Поэтому, учитывая, что и экономика СССР была не более жизнеспособной, чем экономика стран Восточной Европы, и на самом деле уже и судьба самого СССР с середины 1960-х целиком зависела от цен на нефть и кредитов Запада, не надо удивляться, что не сразу, но с какого-то момента именно в 1990 году, когда «пустые полки» в магазинах начали угрожать самому существованию СССР, Горбачев начал прислушиваться к тем сотрудникам Международного отдела ЦК КПСС, которые советовали ему пойти на объединение ГДР и Германии за счет серьезных кредитов. Правда, я не помню, чтобы кто-нибудь из германистов, сотрудников «Международного отдела», соглашался бы на то, чтобы объединенная Германия осталась в НАТО. Правда, я ушел из ЦК в марте 1990 года и уже не знаю, как проходили дискуссии на эту тему в стенах нашего Отдела. Наиболее реалистичным из всех специалистов по Германии (кстати, близкий к Фалину человек, его помощник Португалов) уже с 1989 года, с началом всей этой эпопеи с беженцами из ГДР, которые через границу Венгрии перешли в Австрию, призывал руководство страны не медлить и на выгодных для нас условиях договариваться с ФРГ об ее объединении с ГДР. «Дураки, – говорил о верхах Николай Португалов во время нашего традиционного кофе вместе с Андреем Грачевым в буфете на 1 этаже 3 подъезда ЦК КПСС. – Они забыли о Ленине. Только сегодня, завтра будет поздно. Сегодня дадут много, а завтра сами объединяться, без нашего на то разрешения, и нам не дадут ничего».

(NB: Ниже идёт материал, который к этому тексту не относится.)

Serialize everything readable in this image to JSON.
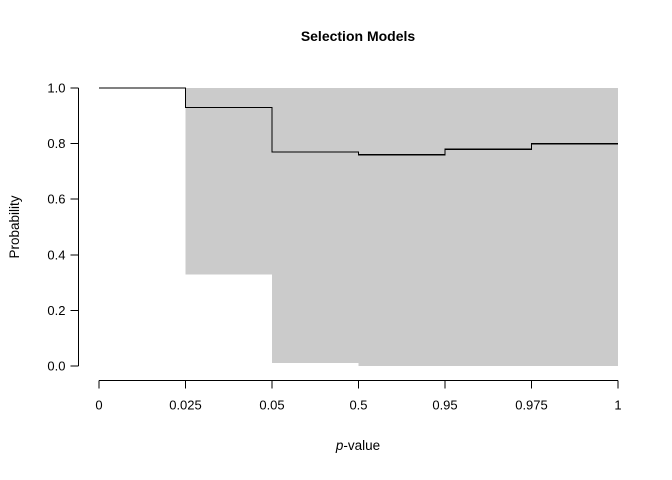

И, как я помню, германовед, специалист по ФРГ, сотрудник нашего ИЭМСС АН СССР профессор В. Дашичев еще до падения Берлинской стены привозил в Международный отдел ЦК КПСС предложения Горбачеву от команды Коля согласиться на объединение ГДР с ФРГ за 20 млрд марок. Понятно, что пока существовала ГДР как социалистическая страна, Горбачев не мог на это пойти. Но на мой взгляд, уже в июле 1990 года Горбачев мог соглашаться на вхождение объединенной Германии в НАТО на более серьезных условиях, чем 20 млрд марок. Правда, теперь понятно, что, если бы даже Горбачев не дал согласия во время встречи в Архызе на вхождение объединенной Германии в НАТО, СССР уже бы не смог остановить начавшееся поглощение прежде всего экономики ГДР более мощной ФРГ. Вряд ли СССР решился бы и при другом руководстве начать третью мировую войну и использовать 4 тысячи 100 танков и 8 тысяч бронемашин, которыми располагала советская группировка в ГДР в начале 1990 года. И лично я не слышал, чтобы в Международном отделе ЦК КПСС после падения Берлинской стены кто-то всерьез бы обсуждал саму возможность спасения социализма в ГДР путем подавления восстания его населения против Берлинской стены. Не забывайте, что еще в мае 1986 года Политбюро ЦК КПСС, членами которого были и Громыко, и Соломенцев, и Чебриков, приняло по инициативе Горбачева Меморандум, предусматривающий не только отказ от формулы ограниченного суверенитета стран Варшавского договора, но и вообще от, как говорилось в этом документе, прошлой практики «одергивания и патернализма», «окрика», «понукания», которая, как говорилось в этом документе, нанесла громадный вред отношениям КПСС с коммунистическими партиями Восточной Европы, породила «неискренность и формализм».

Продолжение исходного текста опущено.